EVIDENCE that dinosaurs had it pretty tough in their lifetimes has emerged after scientists released a report on the skull of a Canadian Tyrannosaurus.

The Daspletosaurus skull from Alberta, Canada, showed the young dinosaur was subjected to regular attack, suffering several injuries, some of which are believed to be caused by a fellow Daspletosaurus – which may have eaten him.

The Daspletosaurus lived in the wilderness of North America, roughly 10 million years before they were joined by their larger, infamous cousin, the Tyrannosaurus Rex.

The research also showed the dinosaur, which was the equivalent of an older teenager in human years, may have been partly eaten by members of its own species.

Despite being a teen, the Daspletosaurus was almost six metres tall and weighed half a tonne.

Lead scientist Dr David Hone, from Queen Mary, University of London, said: “This animal clearly had a tough life, suffering numerous injuries across the head including some that must have been quite nasty.

“The most likely candidate to have done this is another member of the same species, suggesting some serious fights between these animals during their lives,” Hone said.

Daspletosaurus, which means “frightful lizard”, roamed around North America approximately 75 million years ago, and is thought to have both hunted down prey and scavenged for food.

The skull was closely examined by the team of scientists, finding signs of teeth marks that seem to be from another Tyrannosaurus.
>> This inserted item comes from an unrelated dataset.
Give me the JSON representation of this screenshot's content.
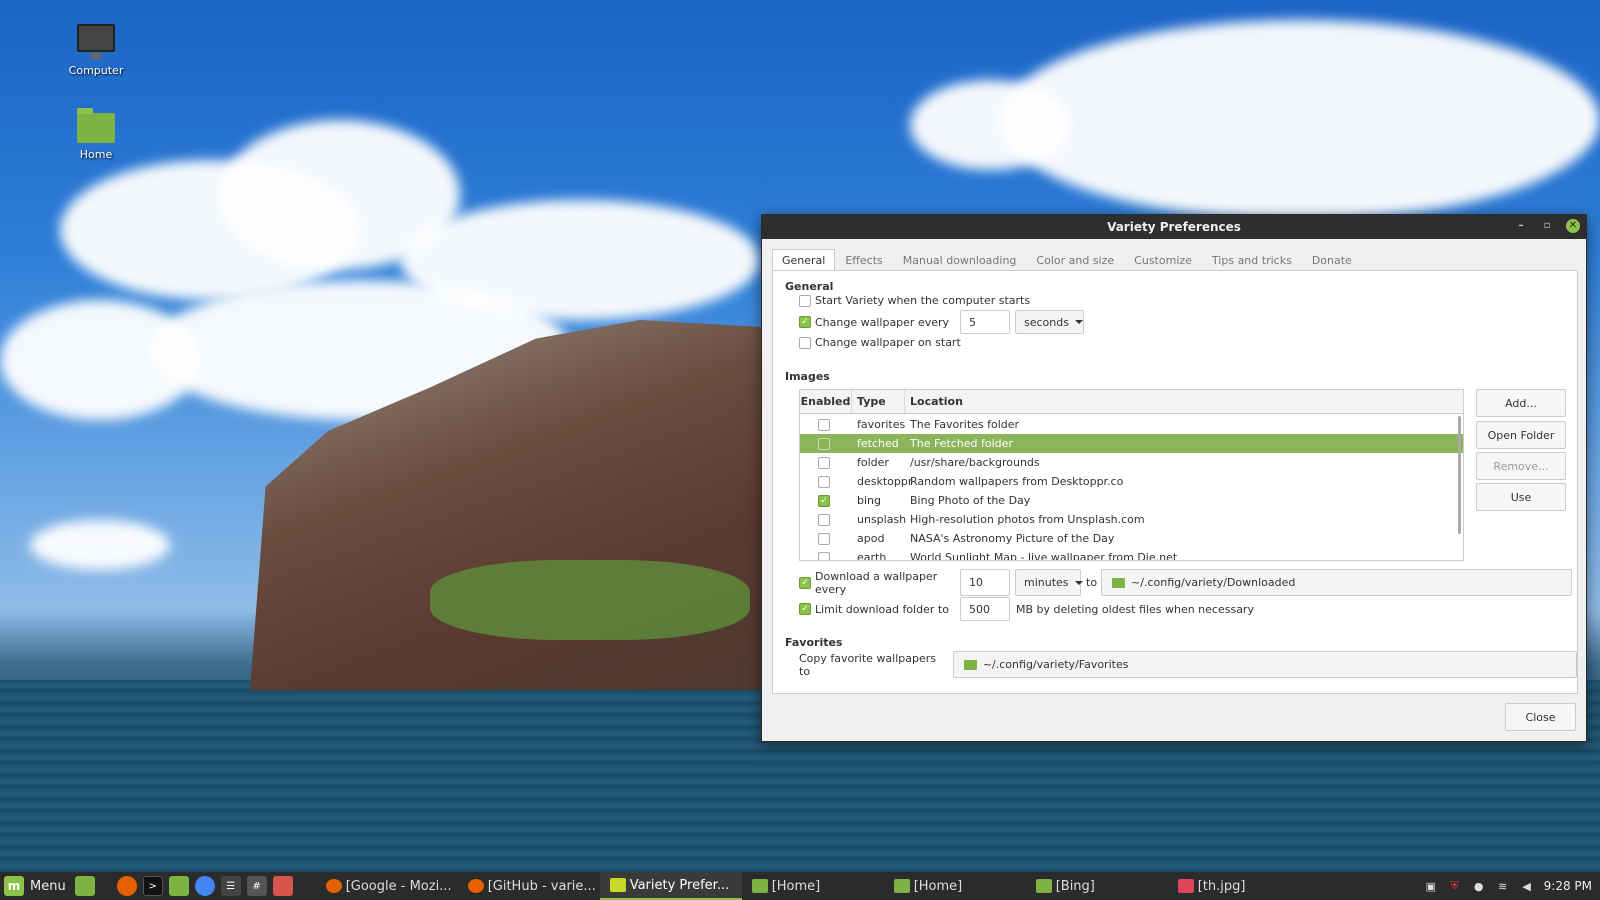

They found several bite marks all over, but the way the bones had begun to heal showed the injuries caused were not fatal.

One of the bites caught the dinosaur in the back of the head and broke off part of its skull, leaving a circular, tooth-shaped puncture.

There is nothing to suggest that members of its own species killed the unfortunate dinosaur, although the researchers believe they may have found signs of cannibalism after its death.

Dr Stephen Brusatte of the University of Edinburgh’s School of geosciences said: “It can be mind-bending to even think about these things as living animals, so we’re always fascinated to learn more about how they lived and what they ate.

“The new study finds evidence for a number of scratches and pits on a skull of a tyrannosaur from Canada.

“They are obvious injuries, so it’s pretty clear that this young tyrannosaur had already lived a rough-and-tumble life before it died,” he said.

Brusatte, who specialises in the study of tyrannosaurs, said that the idea of the vicious species of dinosaur being cannibalistic is not necessarily a new one. He said: “The authors propose that some of these bites were made by another tyrannosaurus, possibly another member of the same species, which would make this tyrannosaur a cannibal.

“This actually isn’t a new idea – a study a few years back presented fairly strong evidence for the great T Rex itself being a cannibal. I think the new study is intriguing, but I don’t think the evidence is a slam-dunk.”

The dinosaur expert also highlighted the substantial problems that scientists face when attempting to deduce the specific eating patterns of the great carnivores.

“Inferring very specific feeding behaviour in dinosaurs is difficult, because we only have bones to deal with, and whatever happened tens of millions of years ago, nobody was around to see it.

“Unless we can match these bite marks exactly to the mouth of a Daspletosaurus, or find a shed Daspletosaurus tooth in the skull, it’s difficult to know for sure what made these marks.”